The company has successfully diverted over 30,000 post-consumer garments from landfills. “Our process creates unique, high-value pieces that embrace the patina and memory of aged materials, while proving that circularity can be both scalable and desirable,” Khanna says. Rkive City has garnered attention, winning the Circular Design Challenge at Lakme Fashion Week in 2024, and showcasing internationally at Milan Fashion Week. In January 2026, his latest collection that was shown at Mayo College, will be showcased for the Autumn-Winter season at Paris Fashion Week.
Arkivum, Rkive City’s specialised, artisanal line, and Rkive’s unisex garments are highly coveted, garnering a cult following from figures like the Maharaja of Jaipur Sawai Padmanabh Singh, singer Diljit Dosanjh and actors Sonam Kapoor and Farhan Akhtar. With a retail presence in New Delhi’s Dhan Mill, Rkive City is opening in Mumbai soon. Khanna is also one of the few Indian designers to be stocked at the recently-opened Mumbai outpost of Galeries Lafayette, the French luxury departmental store.
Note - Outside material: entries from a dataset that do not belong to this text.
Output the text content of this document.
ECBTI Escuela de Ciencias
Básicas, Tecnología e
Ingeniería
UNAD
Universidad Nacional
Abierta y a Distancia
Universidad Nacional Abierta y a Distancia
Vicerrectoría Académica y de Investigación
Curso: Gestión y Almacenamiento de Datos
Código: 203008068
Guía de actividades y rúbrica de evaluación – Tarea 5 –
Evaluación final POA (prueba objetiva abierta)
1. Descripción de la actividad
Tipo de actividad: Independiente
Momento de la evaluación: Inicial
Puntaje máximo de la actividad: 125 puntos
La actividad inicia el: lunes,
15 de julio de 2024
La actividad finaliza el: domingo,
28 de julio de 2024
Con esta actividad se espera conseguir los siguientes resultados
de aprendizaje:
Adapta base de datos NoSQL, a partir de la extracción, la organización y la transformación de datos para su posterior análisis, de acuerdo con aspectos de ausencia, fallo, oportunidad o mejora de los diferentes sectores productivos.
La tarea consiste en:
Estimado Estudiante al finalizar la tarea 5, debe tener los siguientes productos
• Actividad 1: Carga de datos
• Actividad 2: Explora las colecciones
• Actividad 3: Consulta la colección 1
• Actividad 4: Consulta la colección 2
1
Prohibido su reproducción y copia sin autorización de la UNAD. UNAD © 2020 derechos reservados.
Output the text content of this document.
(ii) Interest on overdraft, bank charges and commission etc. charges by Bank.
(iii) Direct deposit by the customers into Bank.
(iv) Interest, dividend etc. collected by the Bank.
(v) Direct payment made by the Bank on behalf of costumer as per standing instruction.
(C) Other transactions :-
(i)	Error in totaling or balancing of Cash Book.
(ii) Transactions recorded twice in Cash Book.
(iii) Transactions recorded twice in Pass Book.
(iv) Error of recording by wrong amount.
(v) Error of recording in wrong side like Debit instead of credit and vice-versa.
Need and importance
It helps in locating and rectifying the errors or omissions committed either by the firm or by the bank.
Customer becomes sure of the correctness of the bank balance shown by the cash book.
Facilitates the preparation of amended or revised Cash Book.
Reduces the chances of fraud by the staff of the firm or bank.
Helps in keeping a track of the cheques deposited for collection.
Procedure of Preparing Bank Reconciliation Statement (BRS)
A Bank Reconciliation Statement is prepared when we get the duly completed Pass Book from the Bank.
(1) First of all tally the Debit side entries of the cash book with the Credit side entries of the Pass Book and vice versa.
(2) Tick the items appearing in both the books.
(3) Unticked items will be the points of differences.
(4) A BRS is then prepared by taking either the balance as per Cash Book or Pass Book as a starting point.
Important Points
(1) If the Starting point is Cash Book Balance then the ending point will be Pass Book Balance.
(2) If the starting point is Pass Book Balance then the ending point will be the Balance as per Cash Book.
Sara Sozzani Maino, creative director Fondazione Sozzani, met Khanna in 2024 during the Circular Fashion Challenge, where she served on the jury. “I was immediately fascinated by his passion and his vision, not simply to build a brand, but to develop a project grounded in responsibility, creating collections with purpose while raising awareness among the new generation.” She adds that she was confident that “Khanna, with his strong aesthetic and visual clarity, will be able to evolve the identity of the brand by bringing culture, heritage, and awareness—elements that are essential in today’s fashion landscape”.